You should consider using a dedicated Chromebook or PC just for financial transactions. This device would only be used to do banking and investing. No email or web surfing. By staying off the web and email that will prevent viruses and key logging software from getting on your device.

It’s also a good practice to check your bank and investment accounts at least once a week. This way you can make sure that everything is good. Consider this a financial check in. If you see any usual activity be sure to report it right away!

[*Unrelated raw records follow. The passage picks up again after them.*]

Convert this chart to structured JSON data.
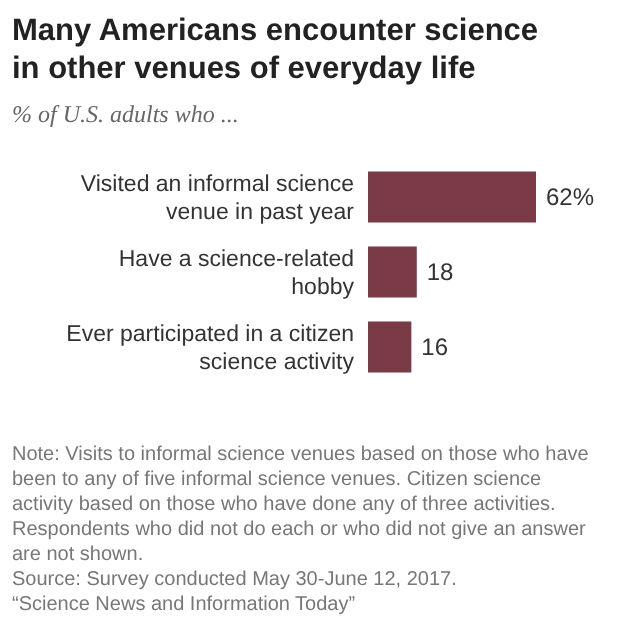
{
  "chart_data": {
    "type": "bar",
    "orientation": "horizontal",
    "title": "Many Americans encounter science in other venues of everyday life",
    "subtitle": "% of U.S. adults who ...",
    "categories": [
      "Visited an informal science venue in past year",
      "Have a science-related hobby",
      "Ever participated in a citizen science activity"
    ],
    "values": [
      62,
      18,
      16
    ],
    "color": "#7a3b47",
    "value_labels": [
      "62%",
      "18",
      "16"
    ],
    "annotations": [
      "Note: Visits to informal science venues based on those who have been to any of five informal science venues. Citizen science activity based on those who have done any of three activities. Respondents who did not do each or who did not give an answer are not shown.",
      "Source: Survey conducted May 30-June 12, 2017.",
      "“Science News and Information Today”"
    ]
  }
}
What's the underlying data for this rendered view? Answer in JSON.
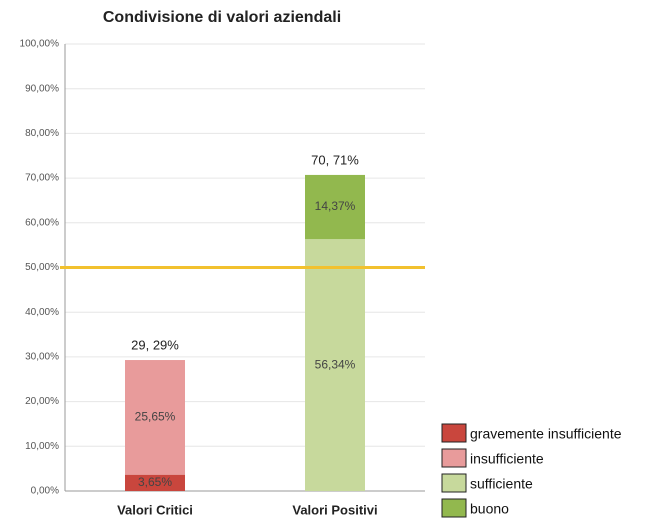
{
  "chart_data": {
    "type": "stacked_bar",
    "title": "Condivisione di valori aziendali",
    "categories": [
      "Valori Critici",
      "Valori Positivi"
    ],
    "series": [
      {
        "name": "gravemente insufficiente",
        "color": "#c9463d",
        "values": [
          3.65,
          null
        ],
        "value_labels": [
          "3,65%",
          null
        ]
      },
      {
        "name": "insufficiente",
        "color": "#e89b9b",
        "values": [
          25.65,
          null
        ],
        "value_labels": [
          "25,65%",
          null
        ]
      },
      {
        "name": "sufficiente",
        "color": "#c7d99c",
        "values": [
          null,
          56.34
        ],
        "value_labels": [
          null,
          "56,34%"
        ]
      },
      {
        "name": "buono",
        "color": "#92b84e",
        "values": [
          null,
          14.37
        ],
        "value_labels": [
          null,
          "14,37%"
        ]
      }
    ],
    "totals": [
      29.29,
      70.71
    ],
    "total_labels": [
      "29, 29%",
      "70, 71%"
    ],
    "reference_line": {
      "value": 50,
      "color": "#f2c12e"
    },
    "ylim": [
      0,
      100
    ],
    "yticks": [
      {
        "value": 0,
        "label": "0,00%"
      },
      {
        "value": 10,
        "label": "10,00%"
      },
      {
        "value": 20,
        "label": "20,00%"
      },
      {
        "value": 30,
        "label": "30,00%"
      },
      {
        "value": 40,
        "label": "40,00%"
      },
      {
        "value": 50,
        "label": "50,00%"
      },
      {
        "value": 60,
        "label": "60,00%"
      },
      {
        "value": 70,
        "label": "70,00%"
      },
      {
        "value": 80,
        "label": "80,00%"
      },
      {
        "value": 90,
        "label": "90,00%"
      },
      {
        "value": 100,
        "label": "100,00%"
      }
    ],
    "grid": true,
    "legend": "bottom-right"
  }
}
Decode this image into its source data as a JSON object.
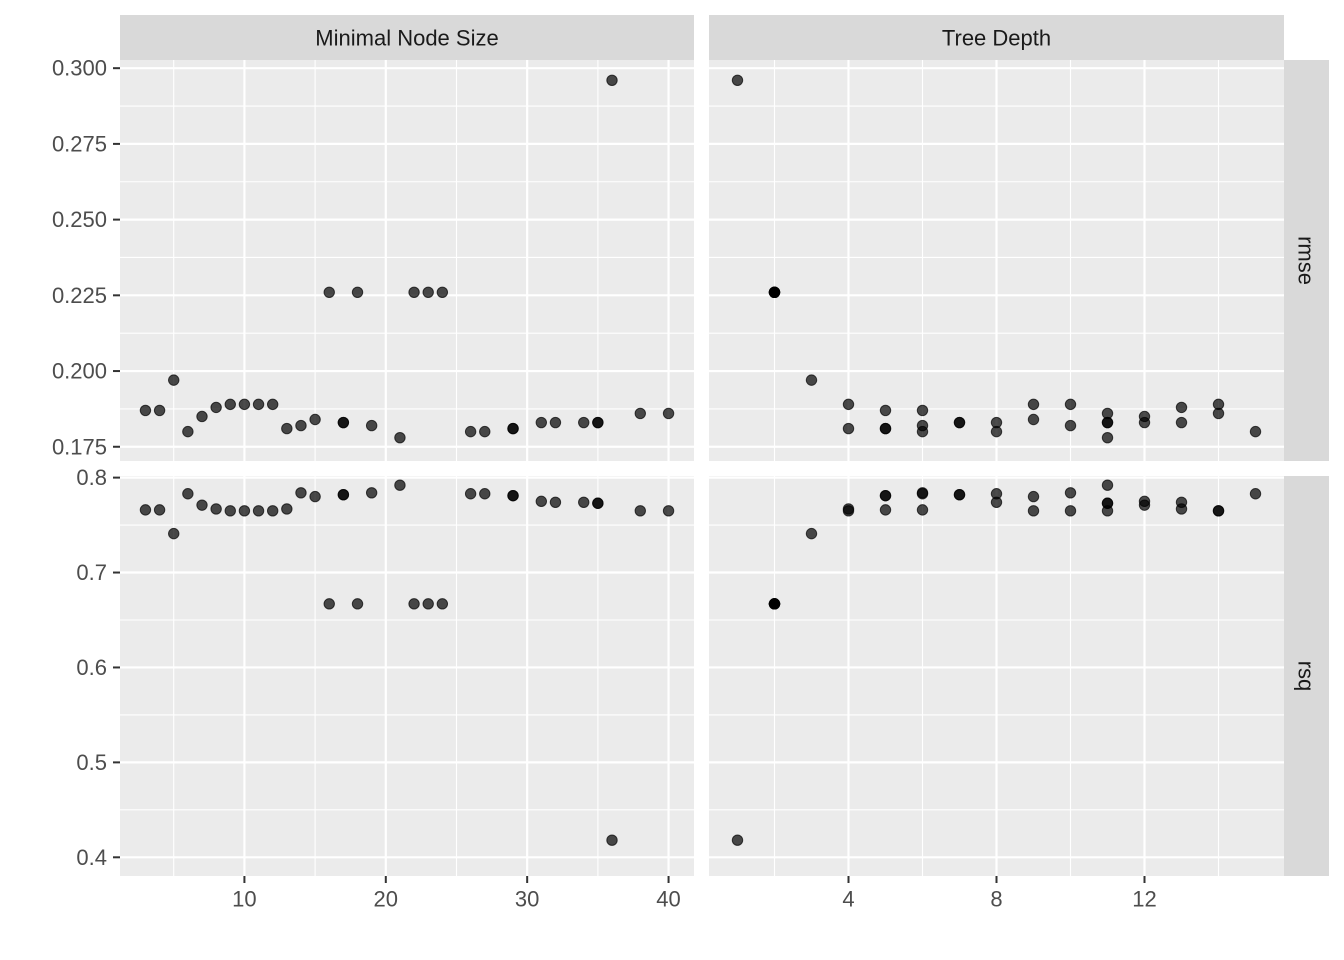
{
  "chart_data": {
    "type": "scatter",
    "layout": "facet-grid",
    "title": "",
    "xlabel": "",
    "ylabel": "",
    "grid": true,
    "columns": [
      {
        "key": "min_n",
        "label": "Minimal Node Size",
        "xlim": [
          1.2,
          41.8
        ],
        "xticks": [
          10,
          20,
          30,
          40
        ]
      },
      {
        "key": "tree_depth",
        "label": "Tree Depth",
        "xlim": [
          0.23,
          15.77
        ],
        "xticks": [
          4,
          8,
          12
        ]
      }
    ],
    "rows": [
      {
        "key": "rmse",
        "label": "rmse",
        "ylim": [
          0.1703,
          0.3027
        ],
        "yticks": [
          0.175,
          0.2,
          0.225,
          0.25,
          0.275,
          0.3
        ],
        "ytick_labels": [
          "0.175",
          "0.200",
          "0.225",
          "0.250",
          "0.275",
          "0.300"
        ]
      },
      {
        "key": "rsq",
        "label": "rsq",
        "ylim": [
          0.3803,
          0.8017
        ],
        "yticks": [
          0.4,
          0.5,
          0.6,
          0.7,
          0.8
        ],
        "ytick_labels": [
          "0.4",
          "0.5",
          "0.6",
          "0.7",
          "0.8"
        ]
      }
    ],
    "models": [
      {
        "min_n": 3,
        "tree_depth": 5,
        "rmse": 0.187,
        "rsq": 0.766
      },
      {
        "min_n": 4,
        "tree_depth": 6,
        "rmse": 0.187,
        "rsq": 0.766
      },
      {
        "min_n": 5,
        "tree_depth": 3,
        "rmse": 0.197,
        "rsq": 0.741
      },
      {
        "min_n": 7,
        "tree_depth": 12,
        "rmse": 0.185,
        "rsq": 0.771
      },
      {
        "min_n": 8,
        "tree_depth": 13,
        "rmse": 0.188,
        "rsq": 0.767
      },
      {
        "min_n": 9,
        "tree_depth": 14,
        "rmse": 0.189,
        "rsq": 0.765
      },
      {
        "min_n": 10,
        "tree_depth": 9,
        "rmse": 0.189,
        "rsq": 0.765
      },
      {
        "min_n": 11,
        "tree_depth": 10,
        "rmse": 0.189,
        "rsq": 0.765
      },
      {
        "min_n": 12,
        "tree_depth": 4,
        "rmse": 0.189,
        "rsq": 0.765
      },
      {
        "min_n": 14,
        "tree_depth": 6,
        "rmse": 0.182,
        "rsq": 0.784
      },
      {
        "min_n": 15,
        "tree_depth": 9,
        "rmse": 0.184,
        "rsq": 0.78
      },
      {
        "min_n": 17,
        "tree_depth": 7,
        "rmse": 0.183,
        "rsq": 0.782
      },
      {
        "min_n": 17,
        "tree_depth": 7,
        "rmse": 0.183,
        "rsq": 0.782
      },
      {
        "min_n": 19,
        "tree_depth": 10,
        "rmse": 0.182,
        "rsq": 0.784
      },
      {
        "min_n": 21,
        "tree_depth": 11,
        "rmse": 0.178,
        "rsq": 0.792
      },
      {
        "min_n": 22,
        "tree_depth": 2,
        "rmse": 0.226,
        "rsq": 0.667
      },
      {
        "min_n": 23,
        "tree_depth": 2,
        "rmse": 0.226,
        "rsq": 0.667
      },
      {
        "min_n": 24,
        "tree_depth": 2,
        "rmse": 0.226,
        "rsq": 0.667
      },
      {
        "min_n": 26,
        "tree_depth": 6,
        "rmse": 0.18,
        "rsq": 0.783
      },
      {
        "min_n": 27,
        "tree_depth": 8,
        "rmse": 0.18,
        "rsq": 0.783
      },
      {
        "min_n": 29,
        "tree_depth": 5,
        "rmse": 0.181,
        "rsq": 0.781
      },
      {
        "min_n": 29,
        "tree_depth": 5,
        "rmse": 0.181,
        "rsq": 0.781
      },
      {
        "min_n": 31,
        "tree_depth": 12,
        "rmse": 0.183,
        "rsq": 0.775
      },
      {
        "min_n": 32,
        "tree_depth": 8,
        "rmse": 0.183,
        "rsq": 0.774
      },
      {
        "min_n": 34,
        "tree_depth": 13,
        "rmse": 0.183,
        "rsq": 0.774
      },
      {
        "min_n": 35,
        "tree_depth": 11,
        "rmse": 0.183,
        "rsq": 0.773
      },
      {
        "min_n": 35,
        "tree_depth": 11,
        "rmse": 0.183,
        "rsq": 0.773
      },
      {
        "min_n": 36,
        "tree_depth": 1,
        "rmse": 0.296,
        "rsq": 0.418
      },
      {
        "min_n": 38,
        "tree_depth": 14,
        "rmse": 0.186,
        "rsq": 0.765
      },
      {
        "min_n": 40,
        "tree_depth": 11,
        "rmse": 0.186,
        "rsq": 0.765
      },
      {
        "min_n": 6,
        "tree_depth": 15,
        "rmse": 0.18,
        "rsq": 0.783
      },
      {
        "min_n": 13,
        "tree_depth": 4,
        "rmse": 0.181,
        "rsq": 0.767
      },
      {
        "min_n": 16,
        "tree_depth": 2,
        "rmse": 0.226,
        "rsq": 0.667
      },
      {
        "min_n": 18,
        "tree_depth": 2,
        "rmse": 0.226,
        "rsq": 0.667
      }
    ]
  }
}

Once again, don’t be in a hurry or do what is easiest. Make your passwords long and use letters, numbers and special characters. Use phrases for stronger passwords rather than just a word.

Some use password managing software. I’m more conservative than that. It makes me uneasy to have one source that can access everything. Many are ok with that but I’d rather not give a third party the keys to the kingdom! Make your own choice that lets you sleep at night.

Use a Shredder

Any documents with your name, address, phone number, account numbers, investment documents, and the like should be shredded instead of thrown in the garbage. You don’t want that type of information floating around. Get a good shredder and use it for documents containing anything personal. Generic items can go in the regular recycling but don’t make it easy for anyone to know where you bank or have investments.

Protect your Social Security number

Years ago your social security number was everywhere. It was so convenient for businesses to use that number rather than issue you a unique number for their purposes. Over time it became obvious how dangerous this is for your personal identity security. In recent years there is a big push not to handle social security numbers.

Be sure to politely but persistently challenge anyone that wants your social security number. There are some legit reasons such as checking your credit worthiness. As a general rule I always leave the SS# field blank on any forms I am asked to fill out. I wait until they ask for it again and then I politely as why. In many cases no one ever asks.

In Summary

  • Scam artists want you to move fast and make a bad decision. Slow down and don’t click on any links or attachments in emails you didn’t request
  • Don’t answer the phone unless you recognize the number
  • Freeze your credit to significantly cut down on identity theft risk
  • Credit cards are superior to Debit cards when it comes to fighting fraudsters
  • Do not use public Wifi when doing anything financial. Use a VPN or secure cell signal with the Wifi turned off.
  • Use longer passwords and dual authentication to keep criminals out of your accounts
  • Use s shredder to destroy any documents that could tell anyone where you bank or have investments
  • Don’t just cavalierly give out your social security number. Make someone ask you for it again with a logical explanation before you provide it.